L’étude des sédiments marins est une activité très ancienne du Shom avec de premières acquisitions de la nature des sédiments dans les années 1800. A la fin du 19ème siècle le service hydrographique publiait une première carte des sédiments de la Mer d’Iroise à partir de prélèvements de sédiments effectués en grand nombre avec le plomb suiffé mais aussi, dès cette époque avec des bennes et des carottiers. Comme les autres sciences, la sédimentologie est soumise à une croissance et à une diversification des techniques utilisées, à une interaction accrue avec d'autres sciences et à une fragmentation de l'information. L'arrivée successive des nouveaux systèmes de prélèvement, de systèmes d'imagerie acoustique et de données de la morphologie des fonds de plus en plus précises a généré une amélioration de la précision des données et de la connaissance des processus.
Chaque année, les surfaces étudiées avec les moyens nautiques actuellement utilisés couvrent moins de 1% des plateaux continentaux. Il est donc impossible d'avoir une couverture globale de qualité homogène étudiée avec de nouveaux systèmes. La solution mise en œuvre consiste donc à rechercher toutes les données, à les intégrer dans la base de données sédimentologiques du Shom puis à produire des cartes de sédiments à différentes échelles allant du 1/10 000 pour les études d’impact au 1/500 000.
Il est ainsi de plus en plus nécessaire de disposer de cartes des sédiments très précises près des côtes et de cartes des fonds marins à moyenne échelle sur le plateau continental et les grand-fonds océaniques.

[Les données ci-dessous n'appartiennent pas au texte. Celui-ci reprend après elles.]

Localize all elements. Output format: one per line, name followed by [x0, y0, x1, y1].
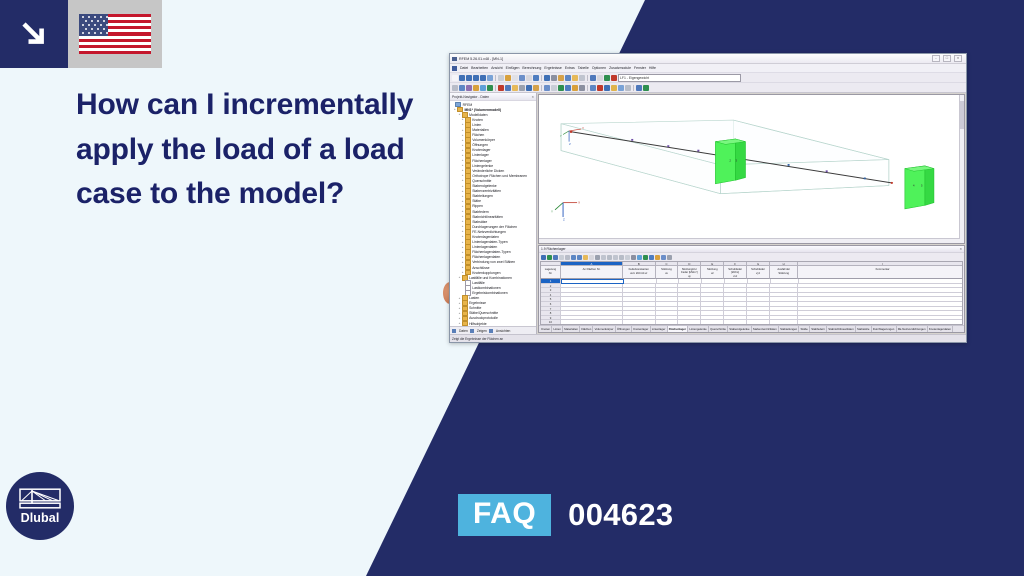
navigator-header: Projekt-Navigator - Daten ✕: [450, 93, 536, 101]
brand-name: Dlubal: [21, 511, 60, 525]
tree-item-label: Anschlüsse: [472, 266, 489, 270]
tree-item-label: Durchlagerungen der Flächen: [472, 225, 517, 229]
table-cell[interactable]: [623, 320, 656, 324]
page-title: How can I incrementally apply the load o…: [76, 83, 416, 217]
panel-close-icon[interactable]: ✕: [531, 95, 534, 99]
table-toolbar-button-18[interactable]: [643, 255, 648, 260]
grid-rows[interactable]: 123456789101112: [541, 279, 962, 324]
tree-item-label: Knotenlager: [472, 148, 490, 152]
toolbar-separator: [587, 85, 588, 91]
table-toolbar-button-10[interactable]: [595, 255, 600, 260]
data-tab-icon: [452, 329, 456, 333]
toolbar-button-5[interactable]: [480, 85, 486, 91]
grid-header-line: Schubfeder [kN/m]: [724, 267, 746, 274]
rfem-app-icon: [452, 56, 457, 61]
tree-item-label: Knotenkopplungen: [472, 271, 500, 275]
sheet-tab[interactable]: Materialien: [563, 326, 580, 332]
toolbar-button-14[interactable]: [551, 75, 557, 81]
tree-item-label: Stabsätze: [472, 220, 487, 224]
grid-header-line: ux: [656, 271, 678, 275]
toolbar-button-12[interactable]: [533, 85, 539, 91]
tree-item-label: MN1* (Volumenmodell): [464, 108, 501, 112]
table-toolbar-button-9[interactable]: [589, 255, 594, 260]
toolbar-separator: [541, 85, 542, 91]
viewport-vertical-scrollbar[interactable]: [959, 95, 964, 243]
toolbar-button-7[interactable]: [498, 75, 504, 81]
table-toolbar-button-7[interactable]: [577, 255, 582, 260]
sheet-tab[interactable]: Stabnichtlinearitäten: [827, 326, 856, 332]
grid-column-header[interactable]: Stützung/zur Feder [kN/m³]uy: [678, 266, 701, 279]
toolbar-button-19[interactable]: [590, 85, 596, 91]
maximize-button[interactable]: ☐: [943, 55, 951, 62]
views-tab-icon: [489, 329, 493, 333]
sheet-tab[interactable]: Durchlagerungen: [872, 326, 897, 332]
table-cell[interactable]: [747, 320, 770, 324]
model-tree[interactable]: RFEM+MN1* (Volumenmodell)+Modelldaten+Kn…: [450, 101, 536, 326]
arrow-down-right-icon: [17, 17, 51, 51]
sheet-tab[interactable]: Querschnitte: [709, 326, 728, 332]
grid-column-header[interactable]: Stützungux: [656, 266, 679, 279]
sheet-tab[interactable]: Stabsätze: [856, 326, 872, 332]
menu-bar[interactable]: Datei Bearbeiten Ansicht Einfügen Berech…: [450, 64, 966, 73]
row-number[interactable]: 10: [541, 320, 561, 324]
toolbar-button-5[interactable]: [480, 75, 486, 81]
table-toolbar-button-1[interactable]: [541, 255, 546, 260]
grid-column-header[interactable]: An Flächen Nr.: [561, 266, 623, 279]
toolbar-button-15[interactable]: [558, 85, 564, 91]
toolbar-button-8[interactable]: [505, 85, 511, 91]
scrollbar-thumb[interactable]: [960, 101, 964, 129]
tree-item-label: Flächenlagerdaten-Typen: [472, 250, 510, 254]
display-tab-icon: [470, 329, 474, 333]
sheet-tab[interactable]: Knotenlagerdaten: [928, 326, 953, 332]
sheet-tab[interactable]: Stabexzentrizitäten: [752, 326, 779, 332]
grid-header-line: Stützung/zur Feder [kN/m³]: [678, 267, 700, 274]
toolbar-button-18[interactable]: [579, 75, 585, 81]
grid-header-line: uz: [701, 271, 723, 275]
sheet-tab[interactable]: Stabfedern: [810, 326, 827, 332]
grid-header-line: Stützung: [770, 271, 797, 275]
tree-item-label: Querschnitte: [472, 179, 491, 183]
sheet-tab[interactable]: Flächenlager: [668, 326, 689, 332]
arrow-down-right-badge: [0, 0, 68, 68]
coordinate-axes-icon: X Y Z: [551, 201, 580, 222]
sheet-tab[interactable]: Stabteilungen: [779, 326, 799, 332]
menu-item-hilfe[interactable]: Hilfe: [649, 66, 656, 70]
table-toolbar-button-16[interactable]: [631, 255, 636, 260]
tree-item-label: Stabexzentrizitäten: [472, 189, 501, 193]
table-toolbar-button-6[interactable]: [571, 255, 576, 260]
table-cell[interactable]: [798, 320, 962, 324]
toolbar-separator: [633, 85, 634, 91]
tree-item-label: Flächen: [472, 133, 484, 137]
toolbar-button-12[interactable]: [533, 75, 539, 81]
model-3d-viewport[interactable]: 2 3 4 5 X Y: [538, 94, 965, 244]
tree-item-label: Stäbe/Querschnitte: [469, 311, 498, 315]
toolbar-button-20[interactable]: [597, 75, 603, 81]
tree-item-label: Stabendgelenke: [472, 184, 497, 188]
toolbar-button-25[interactable]: [636, 85, 642, 91]
grid-column-header[interactable]: Kommentar: [798, 266, 963, 279]
panel-close-icon[interactable]: ✕: [959, 247, 962, 251]
tree-item-label: Schnitte: [469, 306, 481, 310]
tree-item-label: Lasten: [469, 296, 479, 300]
tree-item-label: Stabfedern: [472, 210, 489, 214]
tab-daten[interactable]: Daten: [459, 329, 468, 333]
table-cell[interactable]: [561, 320, 623, 324]
grid-column-header[interactable]: Schubfeder [kN/m]vxz: [724, 266, 747, 279]
toolbar-button-16[interactable]: [565, 75, 571, 81]
window-title: RFEM 5.26.01.x48 - [MN-1]: [459, 57, 503, 61]
toolbar-button-22[interactable]: [611, 85, 617, 91]
toolbar-button-4[interactable]: [473, 75, 479, 81]
toolbar-separator: [587, 75, 588, 81]
work-area: 2 3 4 5 X Y: [537, 93, 966, 334]
toolbar-button-9[interactable]: [512, 75, 518, 81]
table-toolbar-button-12[interactable]: [607, 255, 612, 260]
toolbar-button-23[interactable]: [618, 85, 624, 91]
tree-item-label: Flächenlagerdaten: [472, 255, 500, 259]
grid-column-header[interactable]: Federkonstantenvert. kN/m3 uz: [623, 266, 656, 279]
toolbar-button-15[interactable]: [558, 75, 564, 81]
window-body: Projekt-Navigator - Daten ✕ RFEM+MN1* (V…: [450, 93, 966, 334]
toolbar-button-13[interactable]: [544, 75, 550, 81]
window-titlebar: RFEM 5.26.01.x48 - [MN-1] – ☐ ✕: [450, 54, 966, 64]
tree-item-label: Veränderliche Dicken: [472, 169, 504, 173]
tree-item-label: Linienlager: [472, 153, 489, 157]
status-text: Zeigt die Ergebnisse der Flächen an: [452, 337, 503, 341]
project-navigator-panel[interactable]: Projekt-Navigator - Daten ✕ RFEM+MN1* (V…: [450, 93, 537, 334]
table-toolbar-button-22[interactable]: [667, 255, 672, 260]
toolbar-button-11[interactable]: [526, 75, 532, 81]
grid-column-header[interactable]: Stützunguz: [701, 266, 724, 279]
grid-header-line: vyz: [747, 271, 769, 275]
toolbar-button-10[interactable]: [519, 85, 525, 91]
toolbar-button-26[interactable]: [643, 85, 649, 91]
toolbar-button-2[interactable]: [459, 85, 465, 91]
toolbar-button-8[interactable]: [505, 75, 511, 81]
svg-text:Z: Z: [563, 218, 565, 222]
toolbar-button-21[interactable]: [604, 75, 610, 81]
us-flag-icon: [79, 14, 151, 54]
toolbar-button-10[interactable]: [519, 75, 525, 81]
tree-item-label: Lastfälle und Kombinationen: [469, 276, 512, 280]
model-3d-geometry: 2 3 4 5 X Y: [539, 95, 964, 243]
toolbar-button-3[interactable]: [466, 85, 472, 91]
menu-item-einfuegen[interactable]: Einfügen: [506, 66, 520, 70]
grid-header-line: Nr.: [541, 271, 560, 275]
tree-item-label: Ergebniskombinationen: [472, 291, 507, 295]
sheet-tab[interactable]: Öffnungen: [616, 326, 632, 332]
sheet-tab[interactable]: Stabendgelenke: [728, 326, 752, 332]
toolbar-button-18[interactable]: [579, 85, 585, 91]
toolbar-button-7[interactable]: [498, 85, 504, 91]
toolbar-button-1[interactable]: [452, 85, 458, 91]
tree-item-label: Knoten: [472, 118, 483, 122]
tree-item-label: Volumenkörper: [472, 138, 495, 142]
menu-item-fenster[interactable]: Fenster: [634, 66, 646, 70]
table-toolbar-button-17[interactable]: [637, 255, 642, 260]
toolbar-separator: [541, 75, 542, 81]
tab-zeigen[interactable]: Zeigen: [477, 329, 487, 333]
table-toolbar-button-2[interactable]: [547, 255, 552, 260]
viewport-horizontal-scrollbar[interactable]: [539, 238, 960, 243]
toolbar-button-4[interactable]: [473, 85, 479, 91]
truss-bridge-icon: [18, 488, 62, 510]
toolbar-button-13[interactable]: [544, 85, 550, 91]
tree-item-label: Rippen: [472, 204, 483, 208]
menu-item-optionen[interactable]: Optionen: [592, 66, 606, 70]
secondary-toolbar[interactable]: [450, 83, 966, 93]
window-controls[interactable]: – ☐ ✕: [932, 55, 964, 62]
sheet-tab[interactable]: Liniengelenke: [688, 326, 709, 332]
sheet-tab[interactable]: Volumenkörper: [593, 326, 615, 332]
tree-item-label: FE-Netzverdichtungen: [472, 230, 506, 234]
grid-header-line: An Flächen Nr.: [561, 267, 622, 271]
toolbar-separator: [495, 85, 496, 91]
table-panel[interactable]: 1.9 Flächenlager ✕ ABCDEFGHI LagerungNr.…: [538, 245, 965, 333]
table-cell[interactable]: [678, 320, 701, 324]
toolbar-button-11[interactable]: [526, 85, 532, 91]
tree-item-label: Flächenlager: [472, 159, 492, 163]
tree-item-label: Ausdruckprotokolle: [469, 316, 498, 320]
table-toolbar-button-4[interactable]: [559, 255, 564, 260]
toolbar-button-16[interactable]: [565, 85, 571, 91]
table-cell[interactable]: [770, 320, 798, 324]
table-title: 1.9 Flächenlager: [541, 247, 566, 251]
toolbar-button-21[interactable]: [604, 85, 610, 91]
tree-item-label: Linien: [472, 123, 481, 127]
table-cell[interactable]: [656, 320, 679, 324]
svg-text:Y: Y: [551, 210, 553, 214]
table-toolbar-button-20[interactable]: [655, 255, 660, 260]
dlubal-logo: Dlubal: [6, 472, 74, 540]
tree-item-label: Stabnichtlinearitäten: [472, 215, 503, 219]
top-left-badges: [0, 0, 162, 68]
sheet-tab[interactable]: Knotenlager: [632, 326, 650, 332]
tree-item-label: Öffnungen: [472, 143, 488, 147]
menu-item-datei[interactable]: Datei: [460, 66, 468, 70]
tree-item-label: Hilfsobjekte: [469, 322, 487, 326]
sheet-tab[interactable]: Knoten: [540, 326, 552, 332]
sheet-tab[interactable]: Stäbe: [799, 326, 810, 332]
grid-header-line: vert. kN/m3 uz: [623, 271, 655, 275]
table-toolbar-button-11[interactable]: [601, 255, 606, 260]
toolbar-button-9[interactable]: [512, 85, 518, 91]
status-bar: Zeigt die Ergebnisse der Flächen an: [450, 334, 966, 342]
toolbar-button-22[interactable]: [611, 75, 617, 81]
tree-item-label: Liniengelenke: [472, 164, 493, 168]
table-toolbar[interactable]: [539, 253, 964, 261]
toolbar-button-6[interactable]: [487, 75, 493, 81]
tree-item-label: Knotenlagerdaten: [472, 235, 499, 239]
table-toolbar-button-5[interactable]: [565, 255, 570, 260]
table-row[interactable]: 10: [541, 320, 962, 324]
tree-item-label: Modelldaten: [469, 113, 487, 117]
table-toolbar-button-13[interactable]: [613, 255, 618, 260]
table-panel-header: 1.9 Flächenlager ✕: [539, 246, 964, 253]
faq-footer: FAQ 004623: [458, 494, 673, 536]
tree-item-label: Lastkombinationen: [472, 286, 500, 290]
tree-item-label: Stabteilungen: [472, 194, 493, 198]
minimize-button[interactable]: –: [932, 55, 940, 62]
table-cell[interactable]: [724, 320, 747, 324]
table-toolbar-button-8[interactable]: [583, 255, 588, 260]
sheet-tab[interactable]: Linien: [552, 326, 563, 332]
main-toolbar[interactable]: LF1 - Eigengewicht: [450, 73, 966, 83]
tree-expand-icon[interactable]: +: [458, 275, 462, 280]
toolbar-button-14[interactable]: [551, 85, 557, 91]
sheet-tab[interactable]: Flächen: [580, 326, 593, 332]
toolbar-button-24[interactable]: [625, 85, 631, 91]
menu-item-bearbeiten[interactable]: Bearbeiten: [471, 66, 488, 70]
tree-item-label: Lastfälle: [472, 281, 485, 285]
load-case-combo[interactable]: LF1 - Eigengewicht: [618, 74, 741, 82]
menu-item-tabelle[interactable]: Tabelle: [578, 66, 589, 70]
table-toolbar-button-15[interactable]: [625, 255, 630, 260]
navigator-tabs[interactable]: Daten Zeigen Ansichten: [450, 326, 536, 334]
svg-text:X: X: [578, 201, 580, 205]
toolbar-separator: [495, 75, 496, 81]
sheet-tab[interactable]: Linienlager: [651, 326, 668, 332]
menu-item-ansicht[interactable]: Ansicht: [491, 66, 502, 70]
menu-item-berechnung[interactable]: Berechnung: [522, 66, 541, 70]
rfem-application-window[interactable]: RFEM 5.26.01.x48 - [MN-1] – ☐ ✕ Datei Be…: [449, 53, 967, 343]
toolbar-button-3[interactable]: [466, 75, 472, 81]
toolbar-button-17[interactable]: [572, 85, 578, 91]
document-icon: [452, 66, 457, 71]
tree-item-label: Linienlagerdaten: [472, 245, 497, 249]
grid-header-line: vxz: [724, 274, 746, 278]
tab-ansichten[interactable]: Ansichten: [496, 329, 510, 333]
toolbar-button-6[interactable]: [487, 85, 493, 91]
menu-item-ergebnisse[interactable]: Ergebnisse: [544, 66, 562, 70]
tree-item-label: RFEM: [463, 103, 473, 107]
navigator-title: Projekt-Navigator - Daten: [452, 95, 489, 99]
table-toolbar-button-14[interactable]: [619, 255, 624, 260]
faq-badge: FAQ: [458, 494, 551, 536]
table-toolbar-button-19[interactable]: [649, 255, 654, 260]
grid-header-line: Kommentar: [798, 267, 963, 271]
tree-item-label: Linienlagerdaten-Typen: [472, 240, 507, 244]
tree-item-label: Verbindung von zwei Stäben: [472, 260, 515, 264]
toolbar-button-19[interactable]: [590, 75, 596, 81]
tree-item-label: Stäbe: [472, 199, 481, 203]
toolbar-button-2[interactable]: [459, 75, 465, 81]
toolbar-button-17[interactable]: [572, 75, 578, 81]
toolbar-button-20[interactable]: [597, 85, 603, 91]
tree-item-label: Orthotrope Flächen und Membranen: [472, 174, 527, 178]
grid-column-header[interactable]: LagerungNr.: [541, 266, 561, 279]
menu-item-extras[interactable]: Extras: [565, 66, 575, 70]
grid-column-header[interactable]: Schubfedervyz: [747, 266, 770, 279]
faq-number: 004623: [568, 497, 673, 533]
data-grid[interactable]: ABCDEFGHI LagerungNr.An Flächen Nr.Feder…: [540, 261, 963, 325]
sheet-tab[interactable]: FE-Netzverdichtungen: [897, 326, 928, 332]
menu-item-zusatzmodule[interactable]: Zusatzmodule: [609, 66, 631, 70]
table-sheet-tabs[interactable]: KnotenLinienMaterialienFlächenVolumenkör…: [539, 325, 964, 332]
grid-column-header[interactable]: Ausfall derStützung: [770, 266, 798, 279]
table-cell[interactable]: [701, 320, 724, 324]
tree-item-label: Ergebnisse: [469, 301, 486, 305]
table-toolbar-button-3[interactable]: [553, 255, 558, 260]
us-flag-badge: [68, 0, 162, 68]
grid-header-line: uy: [678, 274, 700, 278]
grid-column-headers: LagerungNr.An Flächen Nr.Federkonstanten…: [541, 266, 962, 279]
toolbar-button-1[interactable]: [452, 75, 458, 81]
tree-item-label: Materialien: [472, 128, 489, 132]
close-button[interactable]: ✕: [954, 55, 962, 62]
table-toolbar-button-21[interactable]: [661, 255, 666, 260]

Il faudra néanmoins plus d'un siècle avant de disposer d'une cartographie basée sur des données acquises avec des moyens modernes. La solution adoptée par le Shom ici est de partir d'une connaissance approximative établie avec les moyens du passé et de la compléter progressivement avec les données les plus récentes afin de disposer de cartes sédimentaires locales et globale à jour de la connaissance.
La dynamique des sédiments
La nature des fonds marins peut être résumée à 4 classes principales : la roche, les cailloutis et graviers, les sables et les vases.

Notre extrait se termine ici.